Designed by Brandon Clifford of Matter Design and Michael Schanbacher of FR|SCH Projects, this unique, intersecting wooden play structure imagines new possibilities for the traditional playground. Located in Lexington, Massachusetts in the United States, it was built on the sloping landscape of The Five Fields neighbourhood where many of the homes enjoy a shared backyard.

The design of the structure proudly has no purpose. Instead, it stands as a blank canvas meant for the projection of childish exploration and the stimulation of kids’ imaginations. Comprised of a series of wooden cubic volumes, the structure features various connections, nooks, passageways, and built-in activities that make it totally interactive.
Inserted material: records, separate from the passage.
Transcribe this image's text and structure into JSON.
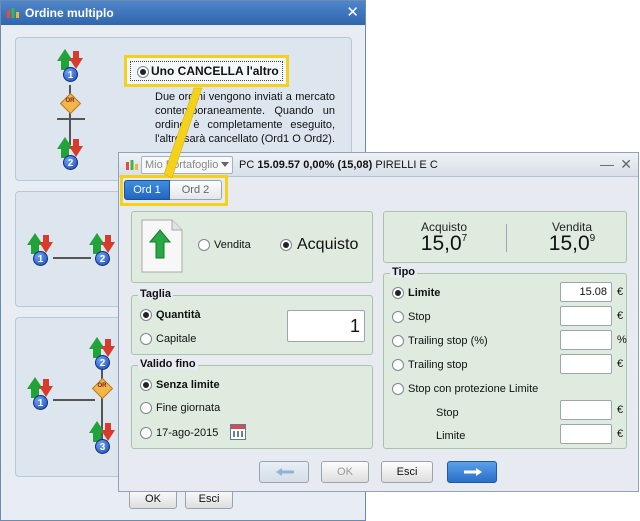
{
  "back_window": {
    "title": "Ordine multiplo",
    "close_glyph": "✕",
    "option_label": "Uno CANCELLA l'altro",
    "description": "Due ordini vengono inviati a mercato contemporaneamente. Quando un ordine è completamente eseguito, l'altro sarà cancellato (Ord1 O Ord2).",
    "or_text": "OR",
    "order_numbers": [
      "1",
      "2",
      "1",
      "2",
      "2",
      "1",
      "3"
    ],
    "ok_label": "OK",
    "esci_label": "Esci"
  },
  "front_window": {
    "portfolio": "Mio Portafoglio",
    "ticker": {
      "code": "PC",
      "time": "15.09.57",
      "change": "0,00% (15,08)",
      "name": "PIRELLI E C"
    },
    "min_glyph": "—",
    "close_glyph": "✕",
    "tabs": [
      {
        "label": "Ord 1",
        "active": true
      },
      {
        "label": "Ord 2",
        "active": false
      }
    ],
    "side": {
      "sell_label": "Vendita",
      "buy_label": "Acquisto",
      "selected": "Acquisto"
    },
    "prices": {
      "buy_label": "Acquisto",
      "buy_main": "15,0",
      "buy_sup": "7",
      "sell_label": "Vendita",
      "sell_main": "15,0",
      "sell_sup": "9"
    },
    "taglia": {
      "title": "Taglia",
      "quantity_label": "Quantità",
      "capital_label": "Capitale",
      "value": "1"
    },
    "valido": {
      "title": "Valido fino",
      "options": [
        "Senza limite",
        "Fine giornata",
        "17-ago-2015"
      ],
      "selected": "Senza limite"
    },
    "tipo": {
      "title": "Tipo",
      "rows": [
        {
          "label": "Limite",
          "value": "15.08",
          "unit": "€",
          "selected": true
        },
        {
          "label": "Stop",
          "value": "",
          "unit": "€",
          "selected": false
        },
        {
          "label": "Trailing stop (%)",
          "value": "",
          "unit": "%",
          "selected": false
        },
        {
          "label": "Trailing stop",
          "value": "",
          "unit": "€",
          "selected": false
        }
      ],
      "protection_label": "Stop con protezione Limite",
      "stop_label": "Stop",
      "limit_label": "Limite",
      "stop_unit": "€",
      "limit_unit": "€"
    },
    "footer": {
      "ok_label": "OK",
      "esci_label": "Esci"
    }
  },
  "colors": {
    "title_blue": "#2f66ae",
    "highlight_yellow": "#f4d21c",
    "panel_green": "#dfebdf",
    "next_button_blue": "#2a6fc8"
  },
  "icons": [
    "app-chart-icon",
    "order-up-down-icon",
    "or-diamond-icon",
    "document-buy-icon",
    "calendar-icon",
    "arrow-left-icon",
    "arrow-right-icon"
  ]
}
It also includes a climbing wall, zipline, and climbing rope, while other elements like staircases, a ladder, lookout, and ledge offer additional opportunities for play and exploration.

Five Fields

Five Fields

“Designing a play structure intended for kids is a unique and challenging project,” the Matter Design website states. “While there are irreducible standards that manage accessibility and function in the daily lives of adults, play is neither standard nor strictly functional. For this reason, these spaces are accessible to adults, but have been shrunk in order to slow the adults, liberating the kids to fly through the spaces.”

Tailored to suit children but still accessible to adults, the play structure prioritises the child user, in an effort to both liberate and educate. While adults may see it as a hollow shell of construction, children’s imaginations turn it into a castle, a haunted house or the headquarters of a secret spy mission. By challenging our ideas of traditional playgrounds, the Five Fields Play Structure affirms the value of design that stimulates creative problem solving and encourages out of the box thinking.